LONDON: HSBC Holdings Plc boosted its overall bonus pool by almost a third to US$3.5 billion in part to retain staff, the latest example of how an industry-wide race for talent is pushing up costs.
“2021 was characterised by a sharp economic rebound and an extraordinarily competitive labour market,” HSBC said in its annual report. “It is critical for our long-term performance that we continue to attract and retain the talent necessary to deliver our strategic priorities.”
The jump comes after the bank cut variable pay by 20.4% to US$2.66 billion for 2020.
Lenders across Wall Street and in Europe are ramping up staff awards as competition for talent increases after the pandemic-fuelled trading and mergers boom.

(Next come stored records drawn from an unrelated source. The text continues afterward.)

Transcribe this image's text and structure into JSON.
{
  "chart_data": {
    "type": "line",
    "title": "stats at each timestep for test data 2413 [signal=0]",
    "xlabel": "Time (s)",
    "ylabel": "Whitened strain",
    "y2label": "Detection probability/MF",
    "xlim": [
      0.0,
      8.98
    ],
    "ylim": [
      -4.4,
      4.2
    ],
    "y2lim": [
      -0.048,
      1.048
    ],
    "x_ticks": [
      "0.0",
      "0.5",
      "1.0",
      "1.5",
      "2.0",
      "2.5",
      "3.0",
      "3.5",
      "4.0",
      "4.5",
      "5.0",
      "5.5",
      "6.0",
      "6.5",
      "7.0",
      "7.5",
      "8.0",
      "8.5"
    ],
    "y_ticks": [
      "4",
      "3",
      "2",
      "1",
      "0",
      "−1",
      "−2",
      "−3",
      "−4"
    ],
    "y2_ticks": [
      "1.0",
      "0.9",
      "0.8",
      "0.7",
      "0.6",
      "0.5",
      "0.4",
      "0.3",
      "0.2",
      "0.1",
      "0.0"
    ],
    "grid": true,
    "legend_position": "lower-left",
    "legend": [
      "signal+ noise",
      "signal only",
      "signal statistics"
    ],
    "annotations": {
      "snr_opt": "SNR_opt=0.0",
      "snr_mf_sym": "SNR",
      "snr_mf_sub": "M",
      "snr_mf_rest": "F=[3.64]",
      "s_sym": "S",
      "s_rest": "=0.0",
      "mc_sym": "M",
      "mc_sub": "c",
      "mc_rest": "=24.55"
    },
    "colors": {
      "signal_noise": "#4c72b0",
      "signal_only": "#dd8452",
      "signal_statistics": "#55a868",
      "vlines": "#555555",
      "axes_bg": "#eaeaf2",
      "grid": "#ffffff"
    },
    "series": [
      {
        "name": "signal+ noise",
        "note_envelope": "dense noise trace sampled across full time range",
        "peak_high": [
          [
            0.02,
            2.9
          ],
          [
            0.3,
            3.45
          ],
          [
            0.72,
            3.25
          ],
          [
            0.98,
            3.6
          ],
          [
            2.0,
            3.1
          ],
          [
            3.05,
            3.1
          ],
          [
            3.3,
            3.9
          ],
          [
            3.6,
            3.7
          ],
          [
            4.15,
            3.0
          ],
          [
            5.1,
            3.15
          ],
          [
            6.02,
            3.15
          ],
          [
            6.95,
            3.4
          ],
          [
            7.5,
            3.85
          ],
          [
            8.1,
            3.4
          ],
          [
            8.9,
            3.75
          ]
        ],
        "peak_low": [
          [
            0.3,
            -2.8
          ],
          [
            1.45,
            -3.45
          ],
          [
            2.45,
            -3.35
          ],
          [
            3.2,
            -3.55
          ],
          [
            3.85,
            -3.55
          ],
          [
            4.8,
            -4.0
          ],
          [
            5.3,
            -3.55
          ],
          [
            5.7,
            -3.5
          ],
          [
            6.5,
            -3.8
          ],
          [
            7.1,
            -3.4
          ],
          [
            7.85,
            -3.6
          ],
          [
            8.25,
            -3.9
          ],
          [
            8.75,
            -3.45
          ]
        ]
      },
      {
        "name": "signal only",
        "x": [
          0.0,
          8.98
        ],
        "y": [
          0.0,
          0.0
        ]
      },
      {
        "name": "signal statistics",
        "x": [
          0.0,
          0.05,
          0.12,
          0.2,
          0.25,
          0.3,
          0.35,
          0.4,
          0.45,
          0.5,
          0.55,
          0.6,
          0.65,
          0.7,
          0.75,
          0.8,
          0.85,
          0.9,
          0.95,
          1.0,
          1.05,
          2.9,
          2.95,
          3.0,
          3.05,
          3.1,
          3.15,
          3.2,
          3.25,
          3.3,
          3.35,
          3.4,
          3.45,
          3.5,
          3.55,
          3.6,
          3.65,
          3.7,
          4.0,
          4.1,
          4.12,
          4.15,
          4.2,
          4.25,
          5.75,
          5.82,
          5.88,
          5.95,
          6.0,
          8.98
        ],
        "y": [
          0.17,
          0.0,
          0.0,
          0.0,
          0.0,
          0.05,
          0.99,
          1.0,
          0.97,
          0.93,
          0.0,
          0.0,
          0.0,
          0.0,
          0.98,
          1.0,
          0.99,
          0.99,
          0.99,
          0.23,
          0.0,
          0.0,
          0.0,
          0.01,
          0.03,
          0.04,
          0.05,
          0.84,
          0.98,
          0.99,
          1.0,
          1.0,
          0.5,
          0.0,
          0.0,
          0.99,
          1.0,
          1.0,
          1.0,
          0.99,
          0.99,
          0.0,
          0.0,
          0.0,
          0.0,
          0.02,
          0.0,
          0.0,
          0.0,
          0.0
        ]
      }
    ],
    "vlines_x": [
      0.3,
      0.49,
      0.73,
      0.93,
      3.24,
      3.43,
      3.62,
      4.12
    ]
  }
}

Deal-makers at Morgan Stanley, JPMorgan Chase & Co and Goldman Sachs Group Inc received bonus increases of as much as 30%, 40% and 50%, causing those banks to incur some of the highest personnel expenses in years. Goldman Sachs is paying an average of 23% more per employee for last year.
HSBC’s US$3.495 billion variable pay pool for 2021 is the highest since a US$3.66 billion payout in 2014. The total pay and benefits for the median employee for 2021 was £54,678 (US$74,200), a 12% increase compared with 2020.

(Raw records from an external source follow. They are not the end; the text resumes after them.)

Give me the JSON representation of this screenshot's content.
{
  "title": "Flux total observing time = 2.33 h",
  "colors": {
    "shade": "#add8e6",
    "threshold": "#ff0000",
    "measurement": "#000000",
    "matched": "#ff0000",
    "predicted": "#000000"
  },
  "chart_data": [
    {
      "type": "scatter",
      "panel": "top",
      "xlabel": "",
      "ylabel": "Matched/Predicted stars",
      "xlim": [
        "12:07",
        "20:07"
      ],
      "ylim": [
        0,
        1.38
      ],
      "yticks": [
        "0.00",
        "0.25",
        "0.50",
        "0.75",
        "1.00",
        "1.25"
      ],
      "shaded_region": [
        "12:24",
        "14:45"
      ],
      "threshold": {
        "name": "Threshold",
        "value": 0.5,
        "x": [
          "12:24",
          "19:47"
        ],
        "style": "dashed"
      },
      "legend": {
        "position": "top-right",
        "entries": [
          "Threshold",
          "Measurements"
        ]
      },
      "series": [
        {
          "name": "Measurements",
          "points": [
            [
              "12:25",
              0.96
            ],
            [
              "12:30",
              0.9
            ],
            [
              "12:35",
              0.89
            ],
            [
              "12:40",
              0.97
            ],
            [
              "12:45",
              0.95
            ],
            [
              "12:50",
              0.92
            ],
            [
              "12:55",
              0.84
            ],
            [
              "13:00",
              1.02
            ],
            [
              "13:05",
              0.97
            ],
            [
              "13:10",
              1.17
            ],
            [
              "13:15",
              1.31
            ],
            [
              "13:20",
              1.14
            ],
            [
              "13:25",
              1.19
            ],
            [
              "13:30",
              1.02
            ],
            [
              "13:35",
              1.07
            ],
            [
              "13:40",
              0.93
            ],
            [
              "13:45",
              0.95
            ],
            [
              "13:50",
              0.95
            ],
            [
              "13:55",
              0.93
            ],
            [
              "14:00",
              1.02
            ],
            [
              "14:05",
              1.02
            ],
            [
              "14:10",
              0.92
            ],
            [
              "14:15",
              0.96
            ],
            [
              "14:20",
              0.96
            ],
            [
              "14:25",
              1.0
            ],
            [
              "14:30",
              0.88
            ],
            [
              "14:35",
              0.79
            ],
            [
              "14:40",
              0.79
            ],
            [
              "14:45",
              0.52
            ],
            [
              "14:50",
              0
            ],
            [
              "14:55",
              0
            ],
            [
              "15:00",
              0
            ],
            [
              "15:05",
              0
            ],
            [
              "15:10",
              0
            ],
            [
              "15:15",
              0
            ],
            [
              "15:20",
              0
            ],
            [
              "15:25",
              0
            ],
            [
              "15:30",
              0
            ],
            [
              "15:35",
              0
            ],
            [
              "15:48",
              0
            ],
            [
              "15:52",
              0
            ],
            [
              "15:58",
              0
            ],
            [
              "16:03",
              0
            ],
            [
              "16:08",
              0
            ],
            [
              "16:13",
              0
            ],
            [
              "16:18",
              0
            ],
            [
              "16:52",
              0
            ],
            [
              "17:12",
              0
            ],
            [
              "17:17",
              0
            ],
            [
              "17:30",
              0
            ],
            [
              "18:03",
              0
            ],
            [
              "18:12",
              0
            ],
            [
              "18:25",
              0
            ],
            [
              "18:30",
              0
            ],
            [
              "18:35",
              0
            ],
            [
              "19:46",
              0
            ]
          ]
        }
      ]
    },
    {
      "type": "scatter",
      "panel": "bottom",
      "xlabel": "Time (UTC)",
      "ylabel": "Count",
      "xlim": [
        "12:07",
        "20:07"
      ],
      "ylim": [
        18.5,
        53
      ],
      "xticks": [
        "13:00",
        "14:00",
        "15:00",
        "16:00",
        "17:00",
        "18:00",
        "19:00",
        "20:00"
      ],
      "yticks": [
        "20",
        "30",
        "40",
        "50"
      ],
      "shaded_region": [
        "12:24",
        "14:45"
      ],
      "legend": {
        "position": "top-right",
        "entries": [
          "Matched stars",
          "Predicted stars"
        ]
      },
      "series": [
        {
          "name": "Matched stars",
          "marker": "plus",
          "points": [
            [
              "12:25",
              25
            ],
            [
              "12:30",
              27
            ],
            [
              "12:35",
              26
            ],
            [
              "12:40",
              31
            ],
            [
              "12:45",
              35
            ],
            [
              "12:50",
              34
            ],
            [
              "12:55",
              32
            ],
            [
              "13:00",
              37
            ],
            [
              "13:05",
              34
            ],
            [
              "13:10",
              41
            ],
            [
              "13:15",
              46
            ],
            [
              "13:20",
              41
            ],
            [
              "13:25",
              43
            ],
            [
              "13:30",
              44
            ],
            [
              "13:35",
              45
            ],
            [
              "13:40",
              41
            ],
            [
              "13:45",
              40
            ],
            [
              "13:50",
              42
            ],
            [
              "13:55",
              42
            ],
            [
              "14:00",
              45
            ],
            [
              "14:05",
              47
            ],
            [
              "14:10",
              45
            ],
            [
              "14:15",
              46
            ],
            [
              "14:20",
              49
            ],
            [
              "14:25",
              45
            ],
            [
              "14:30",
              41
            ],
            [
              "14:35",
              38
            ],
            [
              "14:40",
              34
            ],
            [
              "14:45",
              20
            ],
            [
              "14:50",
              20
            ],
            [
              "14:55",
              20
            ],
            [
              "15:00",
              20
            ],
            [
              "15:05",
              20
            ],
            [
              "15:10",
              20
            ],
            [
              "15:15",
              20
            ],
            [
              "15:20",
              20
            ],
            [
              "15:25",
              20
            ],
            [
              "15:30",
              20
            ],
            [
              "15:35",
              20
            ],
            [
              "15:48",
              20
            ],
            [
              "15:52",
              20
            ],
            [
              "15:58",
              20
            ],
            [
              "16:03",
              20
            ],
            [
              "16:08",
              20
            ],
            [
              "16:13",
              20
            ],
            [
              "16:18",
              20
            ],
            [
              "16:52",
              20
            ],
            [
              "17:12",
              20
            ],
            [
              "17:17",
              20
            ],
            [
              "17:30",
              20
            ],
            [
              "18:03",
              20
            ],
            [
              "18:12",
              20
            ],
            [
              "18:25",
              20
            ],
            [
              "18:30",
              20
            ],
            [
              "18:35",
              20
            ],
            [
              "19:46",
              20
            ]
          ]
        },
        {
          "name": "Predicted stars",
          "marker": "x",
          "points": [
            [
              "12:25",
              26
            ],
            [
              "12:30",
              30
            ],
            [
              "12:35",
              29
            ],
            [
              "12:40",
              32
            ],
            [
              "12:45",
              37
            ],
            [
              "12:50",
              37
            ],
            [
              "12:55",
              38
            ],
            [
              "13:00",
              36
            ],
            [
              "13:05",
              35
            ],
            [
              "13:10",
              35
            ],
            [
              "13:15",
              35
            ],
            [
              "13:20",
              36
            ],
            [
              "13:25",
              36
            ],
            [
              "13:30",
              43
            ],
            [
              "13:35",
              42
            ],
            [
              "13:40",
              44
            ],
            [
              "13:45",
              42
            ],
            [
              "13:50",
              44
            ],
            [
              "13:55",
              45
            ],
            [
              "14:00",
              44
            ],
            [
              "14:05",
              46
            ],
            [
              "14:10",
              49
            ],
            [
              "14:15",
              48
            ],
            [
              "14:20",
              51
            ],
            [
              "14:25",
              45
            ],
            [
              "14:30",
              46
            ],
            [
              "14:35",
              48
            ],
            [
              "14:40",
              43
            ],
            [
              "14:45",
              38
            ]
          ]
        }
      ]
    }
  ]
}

The UK lender said that the total compensation across all its businesses was up relative to 2020, and for junior staff, the increase was “slightly lower” as they were protected against material volatility in the previous year.
Fixed pay increases were targeted at junior staff to help address the impact of rising inflation, according to the annual report.
This month, Bloomberg reported that some junior bankers at HSBC could receive bonuses worth up to 100% more than what they received last year. More senior staff were expected to receive at least an average of at least a 10% increase in their bonuses.